Тогда Кэсси было десять, а Бенджи — пять. Карен приехала, чтобы помочь Майку, и теперь я знала, каким именно образом. Пока они занимались любовью, ее сын и наши дети спокойно спали за стенкой.
Похороны были более чем скромными. Отец рассорился почти со всеми соседями по маленькой грязной улочке, где я выросла, да он и не дружил ни с кем никогда. Пришли две кузины, едва знавшие его, кое-кто из паба, пара коллег с прошлой работы. Священник произнес лживые слова о том, каким любящим семьянином был покойный, как помогал людям и шутил. Ничего такого не было и в помине.
После похорон, собирая вместе с матерью его поношенные вещи — свитера с дырявыми воротниками и потертые брюки, — я наткнулась на отцовскую курительную трубку, лежавшую на подлокотнике кресла. В нем он сидел вечерами, щелкая пультом от телевизора, и кричал на нас, если мы проходили мимо или слишком громко разговаривали. Мать сказала что-то вроде: «Он любил эту трубку, смотри не сломай», и тогда меня прорвало. Я обвинила ее в притворстве. Как она могла соглашаться, что отец — хороший человек, после всего, что он сделал?! Как могла слушать то, что говорили в церкви, зная, что наша с ней жизнь зависела только от его настроения и кулаков?! Как будто это не он сломал ей руку и пинал, когда она лежала, полуживая, на полу. Как будто он не оставлял отпечатки ладоней на моих щеках, не швырял в меня кружку с чаем, если ему что-то было не по нраву.

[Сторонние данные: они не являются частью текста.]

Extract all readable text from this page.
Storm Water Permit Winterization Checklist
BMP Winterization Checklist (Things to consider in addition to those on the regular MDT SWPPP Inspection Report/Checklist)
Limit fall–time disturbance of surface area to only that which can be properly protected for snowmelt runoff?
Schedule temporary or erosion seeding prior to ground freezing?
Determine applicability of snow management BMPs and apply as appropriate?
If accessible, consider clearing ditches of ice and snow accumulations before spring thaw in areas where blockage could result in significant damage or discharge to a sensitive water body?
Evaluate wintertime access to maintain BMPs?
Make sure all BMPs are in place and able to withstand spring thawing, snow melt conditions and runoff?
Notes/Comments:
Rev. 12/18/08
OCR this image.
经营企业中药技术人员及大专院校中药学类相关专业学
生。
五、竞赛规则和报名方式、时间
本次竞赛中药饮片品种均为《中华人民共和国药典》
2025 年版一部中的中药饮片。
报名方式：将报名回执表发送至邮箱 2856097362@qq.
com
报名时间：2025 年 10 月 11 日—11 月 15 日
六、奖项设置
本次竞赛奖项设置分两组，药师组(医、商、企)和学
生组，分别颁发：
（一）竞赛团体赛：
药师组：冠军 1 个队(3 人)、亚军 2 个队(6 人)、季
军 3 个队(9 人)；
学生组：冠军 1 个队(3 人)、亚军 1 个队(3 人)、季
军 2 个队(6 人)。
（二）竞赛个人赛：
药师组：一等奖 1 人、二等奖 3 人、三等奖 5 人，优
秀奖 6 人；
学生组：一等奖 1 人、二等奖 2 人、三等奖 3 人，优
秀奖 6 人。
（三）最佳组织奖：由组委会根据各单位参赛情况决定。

Она отвечала мне в таком же духе. Как я смела явиться и совать нос в их жизнь, порочить отца в день, когда его предали земле?! Тогда я схватила чемодан и, вылетев из дома, бежала оттуда на неудобных высоких каблуках, и мне было плевать, видят ли соседи слезы гнева на моем лице. А потом почувствовала облегчение. Отныне я была не обязана привозить к ней в гости детей, смотреть, как Бенджи взбирается по крутой, опасной лестнице или как Кэсси давится обедом из консервов, приготовленным матерью. Эта страница моей жизни перевернута.
— Прости, мама. Я не должна была всего этого говорить. По крайней мере, не в тот день.
Мать отмахнулась:
— Забудь, Элисон. Сейчас надо думать, как выбраться из нынешней ситуации.